In discussing friendship, I feel that philosophers put too much emphasis on the verbal communication that requires a certain kind of a brain permitting it. We seem to forget that a lot of communication is non-verbal and we are just bad at understanding the non-verbal language of someone who is very different from us. We are so quick to assume that if someone, be it a human or a non-human animal, is unable to communicate the way we do, their inner world is not as rich as ours. I have no idea how it feels to be my daughter but I understand enough of her non-verbal language to know many things about her: I know that she loves being in the nature, taking a dip in the ocean, and listening to the piano music by Debussy or Chopin. I also know that, unlike her father, she is not a big fan of Mahler. There is a lot more she is trying to "tell" me in her language consisting of various sounds, facial expressions and body movements that unfortunately I am just not able to understand as her language is unique to her and there is no other person in the world completely fluent in it. Yes, I cannot discuss philosophical matters with her but by spending time with her, often in silence, I get to contemplate a lot. I think it was Eva Kittay who said that having a disabled child makes one a philosopher as spending so much time with another human being who is unable to communicate verbally makes one think a lot about certain kinds of things. This is one of the very few opportunities where you can feel totally comfortable staying completely silent in the company of another human being. Just by being herself, either largely silent or making various sounds that she uses to communicate, she generates all kinds of thoughts in my head that I can contemplate while having that walk in the woods near the ocean, just her and I...This friend of mine has changed me profoundly as a person, more than anyone else in my life.
I think Aristotle overestimated the importance of verbal communication for meaningful friendships.

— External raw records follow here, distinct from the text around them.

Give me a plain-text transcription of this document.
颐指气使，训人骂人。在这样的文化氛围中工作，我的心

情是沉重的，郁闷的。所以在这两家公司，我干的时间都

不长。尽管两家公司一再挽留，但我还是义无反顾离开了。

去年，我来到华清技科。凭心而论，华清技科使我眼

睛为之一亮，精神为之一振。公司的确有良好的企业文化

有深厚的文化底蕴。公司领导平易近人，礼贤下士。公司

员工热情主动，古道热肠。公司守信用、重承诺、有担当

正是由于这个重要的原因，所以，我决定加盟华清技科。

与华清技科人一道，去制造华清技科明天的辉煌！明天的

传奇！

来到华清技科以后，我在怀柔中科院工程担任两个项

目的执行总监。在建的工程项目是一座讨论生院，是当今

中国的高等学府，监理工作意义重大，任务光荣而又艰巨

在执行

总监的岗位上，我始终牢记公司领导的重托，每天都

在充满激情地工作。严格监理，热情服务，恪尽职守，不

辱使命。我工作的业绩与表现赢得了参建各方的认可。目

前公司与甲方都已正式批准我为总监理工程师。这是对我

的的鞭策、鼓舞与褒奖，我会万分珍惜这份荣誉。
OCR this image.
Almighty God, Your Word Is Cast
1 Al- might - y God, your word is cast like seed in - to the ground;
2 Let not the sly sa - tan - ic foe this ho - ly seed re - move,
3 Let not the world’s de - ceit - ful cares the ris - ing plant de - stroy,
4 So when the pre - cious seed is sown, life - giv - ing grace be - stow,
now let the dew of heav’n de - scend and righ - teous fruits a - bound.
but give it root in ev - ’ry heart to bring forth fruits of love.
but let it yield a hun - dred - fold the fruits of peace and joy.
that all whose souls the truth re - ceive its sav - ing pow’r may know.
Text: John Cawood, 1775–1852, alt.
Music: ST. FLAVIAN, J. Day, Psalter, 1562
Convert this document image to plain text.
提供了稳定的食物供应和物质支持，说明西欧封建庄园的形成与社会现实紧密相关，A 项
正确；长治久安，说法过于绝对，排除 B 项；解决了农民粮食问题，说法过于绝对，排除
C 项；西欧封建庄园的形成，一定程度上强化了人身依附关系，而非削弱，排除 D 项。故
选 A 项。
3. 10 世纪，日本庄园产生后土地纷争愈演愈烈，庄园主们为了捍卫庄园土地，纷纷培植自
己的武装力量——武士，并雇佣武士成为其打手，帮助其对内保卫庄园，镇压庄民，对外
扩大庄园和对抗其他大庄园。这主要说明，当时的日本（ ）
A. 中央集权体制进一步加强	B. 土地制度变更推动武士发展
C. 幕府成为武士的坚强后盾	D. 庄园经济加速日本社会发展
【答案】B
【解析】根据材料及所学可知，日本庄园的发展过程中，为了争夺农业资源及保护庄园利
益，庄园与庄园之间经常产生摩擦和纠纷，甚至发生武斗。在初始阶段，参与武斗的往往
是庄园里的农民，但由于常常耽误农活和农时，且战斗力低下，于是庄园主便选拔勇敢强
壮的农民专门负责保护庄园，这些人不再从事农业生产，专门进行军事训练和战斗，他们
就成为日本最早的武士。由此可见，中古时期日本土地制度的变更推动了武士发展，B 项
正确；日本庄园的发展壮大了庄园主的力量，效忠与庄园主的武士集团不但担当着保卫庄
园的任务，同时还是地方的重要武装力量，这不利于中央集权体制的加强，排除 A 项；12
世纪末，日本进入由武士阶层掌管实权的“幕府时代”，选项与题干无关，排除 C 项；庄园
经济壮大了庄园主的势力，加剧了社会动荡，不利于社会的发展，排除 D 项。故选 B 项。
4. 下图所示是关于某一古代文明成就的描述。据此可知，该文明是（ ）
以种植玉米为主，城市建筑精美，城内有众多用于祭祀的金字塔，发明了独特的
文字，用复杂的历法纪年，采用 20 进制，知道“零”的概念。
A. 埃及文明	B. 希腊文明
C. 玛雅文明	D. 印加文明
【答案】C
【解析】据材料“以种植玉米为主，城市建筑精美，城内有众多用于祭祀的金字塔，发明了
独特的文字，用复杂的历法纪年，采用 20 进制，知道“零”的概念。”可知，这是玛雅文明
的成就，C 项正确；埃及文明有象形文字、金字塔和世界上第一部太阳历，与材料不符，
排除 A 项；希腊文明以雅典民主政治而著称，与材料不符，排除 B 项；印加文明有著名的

When being alone with our non-verbal friends, we get to enjoy their company in silence and to contemplate ideas that can arise ONLY in this kind of company. So, in my view, pets can definitely be our friends, too :)
A pet cannot be a friend to a fully competent human in the same way as another fully competent human. But not all humans are fully competent, and no human is fully competent for their entire lifetime. When my son was an infant and toddler I was immersed in the literature concerning the evolution of social intelligence. I annoyed his mother by frequent comparisons between his level of intelligence and that of other social mammals and birds. It takes some years for us humans to intellectually outstrip our furred and feathered kin.